This year’s shortlist offered a diverse range of titles, each of which would have made a very good Big Read. Having been determined by a specially developed selection algorithm – we think this is the first time that a literary prize has been chosen by a computer.
The final book for 2016 was chosen by committee in April but our shortlist of six titles included books from; Canongate, Eyewear Publishing, Pan Macmillan, Penguin and Sceptre
The Other Hand by Chris Cleave
Known also as Little Bee in the US, The Other Hand is a dual narrative story about a Nigerian asylum-seeker and a British magazine editor, who meet during the oil conflict in the Niger Delta. The novel examines the treatment of refugees by the asylum system, as well as issues of British colonialism, globalization, political violence and personal accountability.
About Chris Cleave
Chris is an English novelist and columnist for The Guardian who has been nominated for several awards over the years. One of his novels is to be made into a movie adaptation by BBC Films.
The Humans by Matt Haig
Set in Cambridge, The Humans is a love story, a murder story and a ‘what-are-we-here-for?’ story. It looks at the fundamentals of human existence from an alien perspective: as this story develops, so the narrator and his narration change. Much of the first half of the novel is taken up by his puzzled analyses of primitive human ways but as his emotional attachment grows so too do his reflections on the odd appeal of our short and brutish lives, and especially on our gift for love.
About Matt Haig
Matt is an English novelist most well-known for his young-adult and speculative fiction titles. Over the last year, his autobiographical title Reasons to Stay Alive has received much critical acclaim and drawn much-needed attention to the issue of mental health in men and boys.

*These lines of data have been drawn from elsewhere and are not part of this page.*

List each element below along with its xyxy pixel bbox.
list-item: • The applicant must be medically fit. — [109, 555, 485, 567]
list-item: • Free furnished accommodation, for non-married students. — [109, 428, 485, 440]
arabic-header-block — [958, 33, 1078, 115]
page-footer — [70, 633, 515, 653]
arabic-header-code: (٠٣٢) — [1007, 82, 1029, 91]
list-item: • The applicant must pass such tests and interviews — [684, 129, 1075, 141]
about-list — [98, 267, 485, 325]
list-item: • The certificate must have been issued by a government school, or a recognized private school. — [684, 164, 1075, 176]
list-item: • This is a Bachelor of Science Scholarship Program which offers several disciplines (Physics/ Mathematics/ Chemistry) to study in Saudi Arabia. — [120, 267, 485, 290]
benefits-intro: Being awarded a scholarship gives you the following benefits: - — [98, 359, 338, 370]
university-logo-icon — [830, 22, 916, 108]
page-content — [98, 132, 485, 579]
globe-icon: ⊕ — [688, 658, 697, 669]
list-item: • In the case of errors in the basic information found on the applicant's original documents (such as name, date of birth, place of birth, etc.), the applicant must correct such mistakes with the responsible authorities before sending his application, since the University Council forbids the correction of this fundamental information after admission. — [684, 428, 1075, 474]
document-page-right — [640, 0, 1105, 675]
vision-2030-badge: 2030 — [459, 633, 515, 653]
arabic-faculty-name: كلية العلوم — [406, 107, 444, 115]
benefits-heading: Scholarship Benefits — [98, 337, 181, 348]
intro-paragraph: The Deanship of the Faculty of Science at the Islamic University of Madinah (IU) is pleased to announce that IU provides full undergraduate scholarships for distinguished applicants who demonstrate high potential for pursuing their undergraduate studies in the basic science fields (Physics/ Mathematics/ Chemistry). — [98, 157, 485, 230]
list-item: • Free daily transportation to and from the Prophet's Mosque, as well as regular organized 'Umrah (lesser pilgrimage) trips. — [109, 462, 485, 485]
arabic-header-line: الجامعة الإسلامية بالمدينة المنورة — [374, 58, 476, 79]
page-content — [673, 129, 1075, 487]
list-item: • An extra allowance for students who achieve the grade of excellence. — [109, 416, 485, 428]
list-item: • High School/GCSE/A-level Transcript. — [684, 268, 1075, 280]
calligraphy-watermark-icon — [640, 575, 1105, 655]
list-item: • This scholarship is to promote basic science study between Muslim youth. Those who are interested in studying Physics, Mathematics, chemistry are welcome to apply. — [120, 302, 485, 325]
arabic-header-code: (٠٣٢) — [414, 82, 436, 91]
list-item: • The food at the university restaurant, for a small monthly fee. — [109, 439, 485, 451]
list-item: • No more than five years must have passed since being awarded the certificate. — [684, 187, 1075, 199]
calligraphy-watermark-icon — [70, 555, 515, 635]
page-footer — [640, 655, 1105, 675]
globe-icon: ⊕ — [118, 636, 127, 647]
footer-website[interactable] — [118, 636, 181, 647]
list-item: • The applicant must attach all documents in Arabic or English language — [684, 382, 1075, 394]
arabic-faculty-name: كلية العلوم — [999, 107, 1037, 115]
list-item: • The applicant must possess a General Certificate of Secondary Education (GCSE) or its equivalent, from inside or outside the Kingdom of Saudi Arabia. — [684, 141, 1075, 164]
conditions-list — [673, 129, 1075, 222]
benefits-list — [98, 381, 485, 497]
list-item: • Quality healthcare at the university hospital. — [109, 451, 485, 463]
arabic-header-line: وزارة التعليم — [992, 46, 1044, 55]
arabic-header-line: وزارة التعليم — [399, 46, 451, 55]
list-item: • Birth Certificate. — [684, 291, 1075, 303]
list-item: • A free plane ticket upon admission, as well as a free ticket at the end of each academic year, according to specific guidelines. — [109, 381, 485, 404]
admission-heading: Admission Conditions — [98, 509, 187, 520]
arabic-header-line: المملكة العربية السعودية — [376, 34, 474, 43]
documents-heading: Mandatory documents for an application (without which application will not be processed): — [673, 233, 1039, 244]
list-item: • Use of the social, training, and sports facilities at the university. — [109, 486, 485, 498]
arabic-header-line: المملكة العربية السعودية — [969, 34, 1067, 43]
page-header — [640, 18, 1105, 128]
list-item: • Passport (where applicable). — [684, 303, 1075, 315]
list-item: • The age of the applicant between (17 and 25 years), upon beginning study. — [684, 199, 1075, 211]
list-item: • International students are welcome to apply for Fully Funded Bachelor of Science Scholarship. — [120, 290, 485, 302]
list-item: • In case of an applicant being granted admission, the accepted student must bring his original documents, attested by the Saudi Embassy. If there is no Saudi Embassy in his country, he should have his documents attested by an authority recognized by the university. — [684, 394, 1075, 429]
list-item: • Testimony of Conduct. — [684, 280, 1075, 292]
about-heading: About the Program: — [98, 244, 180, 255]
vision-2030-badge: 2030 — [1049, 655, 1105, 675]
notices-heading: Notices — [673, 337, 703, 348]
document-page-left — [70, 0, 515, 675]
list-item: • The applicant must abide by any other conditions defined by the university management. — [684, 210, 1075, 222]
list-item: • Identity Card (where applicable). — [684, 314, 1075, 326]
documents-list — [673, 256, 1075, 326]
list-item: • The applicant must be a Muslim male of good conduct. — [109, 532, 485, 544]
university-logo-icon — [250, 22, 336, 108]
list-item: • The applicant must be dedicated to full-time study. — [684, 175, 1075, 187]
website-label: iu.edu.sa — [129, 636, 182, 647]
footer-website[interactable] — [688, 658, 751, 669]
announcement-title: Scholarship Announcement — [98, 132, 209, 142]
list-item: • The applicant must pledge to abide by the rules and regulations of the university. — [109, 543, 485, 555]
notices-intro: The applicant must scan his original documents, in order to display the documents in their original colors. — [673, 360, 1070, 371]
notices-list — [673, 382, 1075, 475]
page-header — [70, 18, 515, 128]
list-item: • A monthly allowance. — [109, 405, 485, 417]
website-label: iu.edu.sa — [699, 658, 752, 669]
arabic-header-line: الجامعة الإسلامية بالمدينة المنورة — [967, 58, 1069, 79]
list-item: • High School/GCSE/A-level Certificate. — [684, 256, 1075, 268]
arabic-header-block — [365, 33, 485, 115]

Red Dust Road by Jackie Kay
Red Dust Road is a heart-warming memoir full of unexpected twists and deep emotions in which adopted Jackie Kay lays out her journey of tracing and finding her Scottish birth mother and Nigerian birth father.
About Jackie Kay
Jackie Kay MBE is a much loved poet and author of mixed Scottish and Nigerian descent. Jackie has won numerous awards for her work whilst holding academic positions at Newcastle University and Glasgow Caledonian University. She is currently Chancellor of the University of Salford.
Feral by George Monbiot
A non-fiction title, Feral is part journal and part natural history, stemming from the rigorous research for which George Monbiot is well known. A gripping story of Monbiot's efforts to re-engage with nature and discover a new way of living. He shows how, by restoring and rewilding our damaged ecosystems on land and at sea, we can bring wonder back into our lives.
About George Monbiot
George is a well-known British writer and journalist for The Guardian with a passion for environmental and political activism. In 1995, Nelson Mandela presented him with a United Nations Global 500 Award for outstanding environmental achievement. He holds honorary doctorates from the University of St Andrews and the University of Essex, as well as an honorary fellowship from Cardiff University.
Girl Meets Boy by Ali Smith
A modern-day reimaging of Ovid’s Metamorphoses, Boy Meets Girl is about girls and boys, girls and girls, love and transformation, a story of puns and doubles, reversals and revelations.
About Ali Smith
Ali Smith CBE is a full-time Scottish, author of numerous short story collections and novels. She regularly contributes to The Guardian, The Scotsman, and the Times Literary Supplement.
The Boy from Aleppo Who Painted the War by Sumia Sukkar
Written from the perspective of a young boy with Asperger’s Syndrome witnessing and trying to make sense of the events of the Syrian conflict, The Boy from Aleppo is a raw and gripping tale which chronicles the intimate sufferings of a family in the midst of civil war.
About Sumia Sukkar
Sumia is a former Creative Writing student of Kingston University. Of Syrian and Algerian descent, her first novel was published at the age of only 22 when her tutor was so impressed by her work that he secured a publishing deal for her.